Nach diesem Wimbledon-Turnier hast du sicher genug Stoff für einen neuen Eintrag. Was wirst du von deiner Zeit hier berichten?

Dass es hier unglaublich schön ist, dass ich hier so erfolgreich gespielt habe und wie aufregend es war, das erste Mal auf Rasen zu spielen. Es ist eine tolle Erfahrung, auch wenn es «nur» ein Juniorenturnier ist. Es motiviert mich total, dies auch mal als Profi zu erleben.

Mit welchen Zielen und Erwartungen bist du hier an die Church Road gekommen?

Als Tennisspieler gehst du immer mit dem Ziel an ein Turnier, es zu gewinnen. Ansonsten musst du gar nicht erst antreten. Aber ich bin mir bewusst, dass es ein sehr hochgestecktes Ziel ist. Denn am Schluss schafft es ja nur eine von 64 Teilnehmerinnen.

Auf deinem Weg in den Halbfinal hast du nun sechs Spielerinnen bezwungen, die allesamt höher klassiert sind als du. Und du hast dabei keinen einzigen Satz abgeben. Wie hast du das geschafft?

Das war mir ehrlich gesagt gar nicht richtig bewusst. Ich nehme immer Spiel für Spiel. Und jedes Match ist wieder etwas anderes. Dass es mir so gut läuft und dass ich noch keinen Satz verloren habe, das ist natürlich mega cool.

In deinem Viertelfinal gegen die Amerikanerin Caty McNally hast du immer wieder in ganz engen Situationen sehr spektakuläre Bälle gespielt.
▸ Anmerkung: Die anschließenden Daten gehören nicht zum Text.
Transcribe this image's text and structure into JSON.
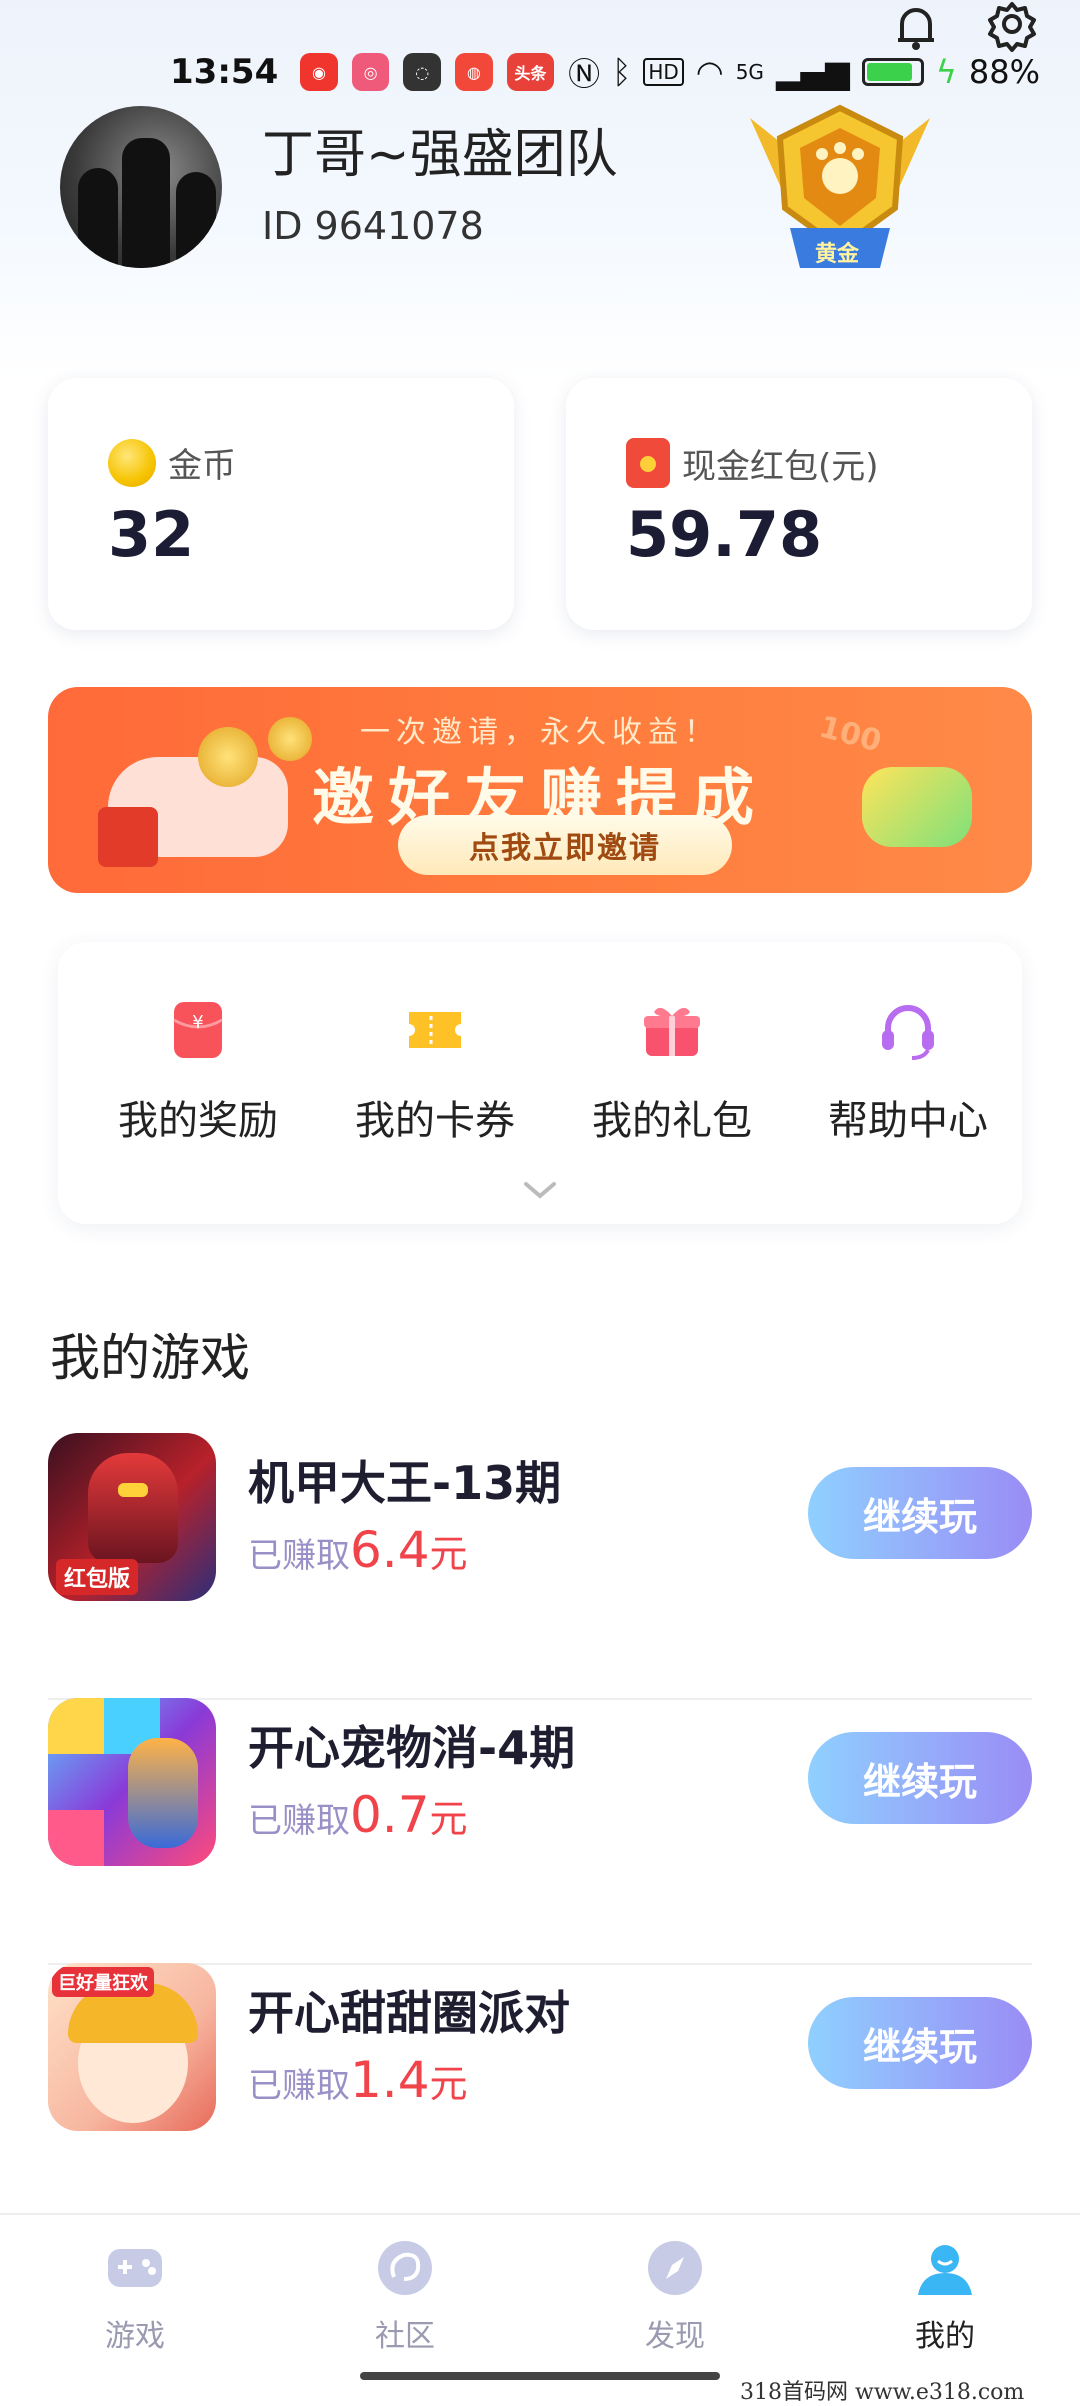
{
  "status_bar": {
    "time": "13:54",
    "network": "5G",
    "battery_percent": "88%",
    "battery_level": 0.88
  },
  "profile": {
    "username": "丁哥~强盛团队",
    "user_id": "ID 9641078",
    "level_badge": "黄金"
  },
  "wallet": {
    "coins_label": "金币",
    "coins_value": "32",
    "cash_label": "现金红包(元)",
    "cash_value": "59.78"
  },
  "banner": {
    "subtitle": "一次邀请，永久收益！",
    "title": "邀好友赚提成",
    "button": "点我立即邀请",
    "decor_text": "100"
  },
  "quick_menu": [
    {
      "label": "我的奖励",
      "icon": "red-envelope-icon"
    },
    {
      "label": "我的卡券",
      "icon": "ticket-icon"
    },
    {
      "label": "我的礼包",
      "icon": "gift-icon"
    },
    {
      "label": "帮助中心",
      "icon": "headset-icon"
    }
  ],
  "games_section": {
    "title": "我的游戏",
    "earned_prefix": "已赚取",
    "unit": "元",
    "button_label": "继续玩",
    "items": [
      {
        "name": "机甲大王-13期",
        "earned": "6.4",
        "thumb_tag": "红包版"
      },
      {
        "name": "开心宠物消-4期",
        "earned": "0.7",
        "thumb_tag": ""
      },
      {
        "name": "开心甜甜圈派对",
        "earned": "1.4",
        "thumb_tag": "巨好量狂欢"
      }
    ]
  },
  "bottom_nav": [
    {
      "label": "游戏",
      "icon": "gamepad-icon"
    },
    {
      "label": "社区",
      "icon": "community-icon"
    },
    {
      "label": "发现",
      "icon": "compass-icon"
    },
    {
      "label": "我的",
      "icon": "profile-icon",
      "active": true
    }
  ],
  "watermark": "318首码网  www.e318.com",
  "colors": {
    "accent_red": "#f0434a",
    "banner_orange": "#ff7b3c",
    "button_gradient_start": "#8fd0ff",
    "button_gradient_end": "#9a8cf5"
  }
}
Ich hatte das Gefühl, du spielst oft 'aus dem Bauch heraus'. Ist das dein Stil?

Wenn man so am kämpfen ist und es so eng ist, dann bleibt keine Zeit, um viel zu überlegen. Ich versuche einfach, meinen Gegnerinnen mein Spiel aufzuzwingen und aggressiv zu spielen. Ich bin nicht so eine Taktikerin und ja, ich spiele 'aus dem Bauch heraus'.

Mit solchen Aktionen hast du die Zuschauer auch immer wieder begeistert. Da ging öfters mal ein Raunen durchs Publikum. Nimmst du das wahr?

Klar, das ist speziell für mich. Ich spiele unglaublich gerne vor grossem Publikum. Ich bin dann besser, weil ich den Leuten etwas bieten will. Es macht mir einen Riesenspass.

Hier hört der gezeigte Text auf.